The Fallacy of Scarcity and The Culture it Creates
Author: Felice Upton | Connect on LinkedIn
Published December 17, 2025
Scarcity is one of the most damaging ideas in leadership culture and in any workplace. I have been thinking about this today as I was speaking to a couple of people this week who either handed me work or I offered them an opportunity, we are all trying to eat... and we can and will succeed WITH one another.
Scarcity tells people there isn’t enough to go around. Not enough credit. Not enough opportunity. Not enough safety. Not enough room to belong and still be fully themselves. It makes people devolve and not be their best selves.
When scarcity becomes the operating system, it quietly reshapes behavior. People compete instead of collaborate. They withhold information. They protect their seat rather than strengthen the table. Success becomes something to guard instead of something to grow.
Over time, scarcity doesn’t just limit outcomes. It corrodes trust.
I’ve seen this play out across systems that are already under pressure. When resources feel tight and accountability is high, leaders are often told that the only way forward is efficiency, control, and tradeoffs. Choose this or that. Support these people but not those. Invest here but expect loss somewhere else.

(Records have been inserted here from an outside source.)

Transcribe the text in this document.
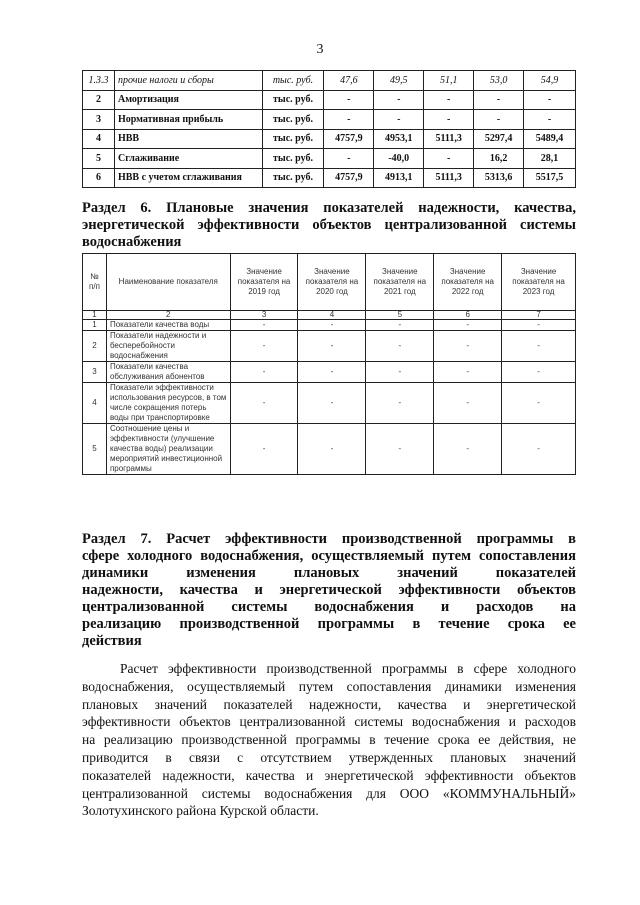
3
1.3.3	прочие налоги и сборы	тыс. руб.	47,6	49,5	51,1	53,0	54,9
2	Амортизация	тыс. руб.	-	-	-	-	-
3	Нормативная прибыль	тыс. руб.	-	-	-	-	-
4	НВВ	тыс. руб.	4757,9	4953,1	5111,3	5297,4	5489,4
5	Сглаживание	тыс. руб.	-	-40,0	-	16,2	28,1
6	НВВ с учетом сглаживания	тыс. руб.	4757,9	4913,1	5111,3	5313,6	5517,5
Раздел 6. Плановые значения показателей надежности, качества,
энергетической эффективности объектов централизованной системы
водоснабжения
№ п/п	Наименование показателя	Значение показателя на 2019 год	Значение показателя на 2020 год	Значение показателя на 2021 год	Значение показателя на 2022 год	Значение показателя на 2023 год
1	2	3	4	5	6	7
1	Показатели качества воды	-	-	-	-	-
2	Показатели надежности и бесперебойности водоснабжения	-	-	-	-	-
3	Показатели качества обслуживания абонентов	-	-	-	-	-
4	Показатели эффективности использования ресурсов, в том числе сокращения потерь воды при транспортировке	-	-	-	-	-
5	Соотношение цены и эффективности (улучшение качества воды) реализации мероприятий инвестиционной программы	-	-	-	-	-
Раздел 7. Расчет эффективности производственной программы в
сфере холодного водоснабжения, осуществляемый путем сопоставления
динамики изменения плановых значений показателей
надежности, качества и энергетической эффективности объектов
централизованной системы водоснабжения и расходов на
реализацию производственной программы в течение срока ее
действия
Расчет эффективности производственной программы в сфере холодного
водоснабжения, осуществляемый путем сопоставления динамики изменения
плановых значений показателей надежности, качества и энергетической
эффективности объектов централизованной системы водоснабжения и расходов
на реализацию производственной программы в течение срока ее действия, не
приводится в связи с отсутствием утвержденных плановых значений
показателей надежности, качества и энергетической эффективности объектов
централизованной системы водоснабжения для ООО «КОММУНАЛЬНЫЙ»
Золотухинского района Курской области.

That framing is a false choice. I am NOT saying the circumstances and hard choices are false. They are not... they are very real. It is how we deal with them that is the differentiator.
Healthy cultures are not built on the belief that only a few can succeed. They are built on the understanding that people do their best work when they feel supported, not threatened.
The most effective leadership tables I’ve been part of share a few things in common. They assume abundance of talent, not scarcity of worth. They invest in people without hidden agendas. They make room for growth rather than forcing competition for relevance. And they understand that when one person rises, the system becomes stronger, not weaker. If one gets a raise, then others will. If one has better hours perhaps all can.
Cultures of support don’t ignore reality. They don’t pretend resources are infinite or that tradeoffs never exist. What they reject is the idea that fear should be the organizing principle.
Instead, they lead with clarity.
Supportive cultures set clear expectations and pair them with real investment. They offer transparency instead of gatekeeping. They celebrate collective wins and name contributions generously. They create space for learning, feedback, and repair, rather than punishment and quiet resentment.
Just as importantly, they pay attention to how people feel at the table.
If success feels conditional. If people are made to choose between belonging and honesty. If growth is treated as a threat instead of a goal.
Those are signs of scarcity at work.
And scarcity, left unchecked will ruin everything including your teams.
The alternative is not naïve optimism. It’s intentional design.
Leaders who build cultures of support ask different questions. What do people need to show up well? Where are we unintentionally pitting people against each other? How do we reward collaboration, not just individual output? How do we make success feel shared instead of scarce?
When leaders shift from guarding power to growing people, something remarkable happens. Trust increases. Performance stabilizes. Burnout decreases. And people stop wasting energy protecting themselves and start investing it in the work.
The truth is simple and often uncomfortable.
If a culture requires people to shrink, compete, or stay afraid in order to function, it is not sustainable. And if you are constantly told that not everyone can succeed, you may be at the wrong table.
The strongest systems I know are built by leaders who believe we can all eat and who design their cultures accordingly.
A rising tide does not just carry ships. It tells you who was committed to building the harbor in the first place. Let's find ways to build one another up. It is a magical feeling when you start being surrounded by people who are as committed to your success as you are and maybe believe in you more than you do earlier than you do. We all deserve that.